In this case a suppression of names order under the Juveniles Act[12] was used to protect the identity of the young complainants. It is important for the Prosecution to continue utilizing this provision to protect the identity of juveniles who now appear more than ever before in the criminal courts in Fiji particularly in sexual assault cases. The Director of Public Prosecutions’ policy[13] requires all prosecutors to seek the order in all cases affecting children. This puts Fiji on the same plain with some neighbouring jurisdictions.

Other Comments

This decision is a timely remainder to lawyers, magistrates and judges on the procedure to adapt where an accused appears on a multi-count indictment and elects to have some charges disposed in the Magistrates’ Court and others in the High Court. The situation is not common but it happens now and again.
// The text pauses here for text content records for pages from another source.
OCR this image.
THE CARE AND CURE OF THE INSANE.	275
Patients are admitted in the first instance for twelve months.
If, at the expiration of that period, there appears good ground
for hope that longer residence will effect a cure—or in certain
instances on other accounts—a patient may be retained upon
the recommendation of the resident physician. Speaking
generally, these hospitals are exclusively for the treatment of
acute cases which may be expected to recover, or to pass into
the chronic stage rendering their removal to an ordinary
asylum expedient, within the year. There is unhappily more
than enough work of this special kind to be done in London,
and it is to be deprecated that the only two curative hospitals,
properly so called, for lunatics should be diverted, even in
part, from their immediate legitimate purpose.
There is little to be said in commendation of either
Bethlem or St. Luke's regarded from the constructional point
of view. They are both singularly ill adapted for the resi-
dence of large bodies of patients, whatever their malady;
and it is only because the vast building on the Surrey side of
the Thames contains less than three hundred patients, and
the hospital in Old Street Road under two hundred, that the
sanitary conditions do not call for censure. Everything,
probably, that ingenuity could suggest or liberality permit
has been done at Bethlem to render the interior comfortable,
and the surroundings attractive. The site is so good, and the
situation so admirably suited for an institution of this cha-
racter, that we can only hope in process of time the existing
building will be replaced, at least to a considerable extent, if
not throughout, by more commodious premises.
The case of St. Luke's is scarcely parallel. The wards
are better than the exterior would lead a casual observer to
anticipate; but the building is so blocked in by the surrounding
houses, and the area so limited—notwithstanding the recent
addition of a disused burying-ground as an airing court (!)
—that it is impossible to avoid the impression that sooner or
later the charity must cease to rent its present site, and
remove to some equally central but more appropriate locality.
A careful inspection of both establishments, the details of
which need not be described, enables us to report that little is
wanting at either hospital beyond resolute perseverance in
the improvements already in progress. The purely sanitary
[*] Unreported Criminal Appeal No. AA U 0019/2005, Court of Appeal, Fiji Islands.

[**] Senior Lecturer in Professional Legal Practice Programme, School of Law, University of the South Pacific, Laucala Campus, Suva.
[1] [Cap 21] (Fiji).
[2] [Cap 17] (Fiji).
[3] Section 120 Criminal Procedure Code [Cap 21] (Fiji).
[4] Section 120 (3) above n 1.
[5] S 3 Electable Offences Decree 1990 (Fiji).
[6] Ibid. Schedule 1.
[7] Diane Birch et al, Criminal Practice (1993), D9.20

[8] (Waisake Navunigasau v The State (Unreported, Court of App Fiji, Crim App No AAU 19/96, 23 September 1997, Eri Mateni v The State (Unreported Court of App Fiji, Crim App. No AAU0021/98S, 14 April 1998, Sikeli Koroi v The State (Unreported High Court Fiji, Crim App No HAA0048, 5 June 2002, The State v Ledua [2004] FJHC123; 28 June 2004 and The State v Viliame Tamani (Unreported, High Court Fiji, Crim Case No 007/2003, 19 September 2003).

[9] Unreported, Court of Appeal Fiji, Crim. App No HAA 21/93, 19 November 1994.
[10] Above n 1.

[11] See DPP v Rakesh Chand, (Unreported Suva Magistrates Court, Crim Case No 208/1998, 19 September 1998.

[12] Cap 56 (Fiji) Section 12.
[13] Prosecution Policy of Fiji (2003) 9.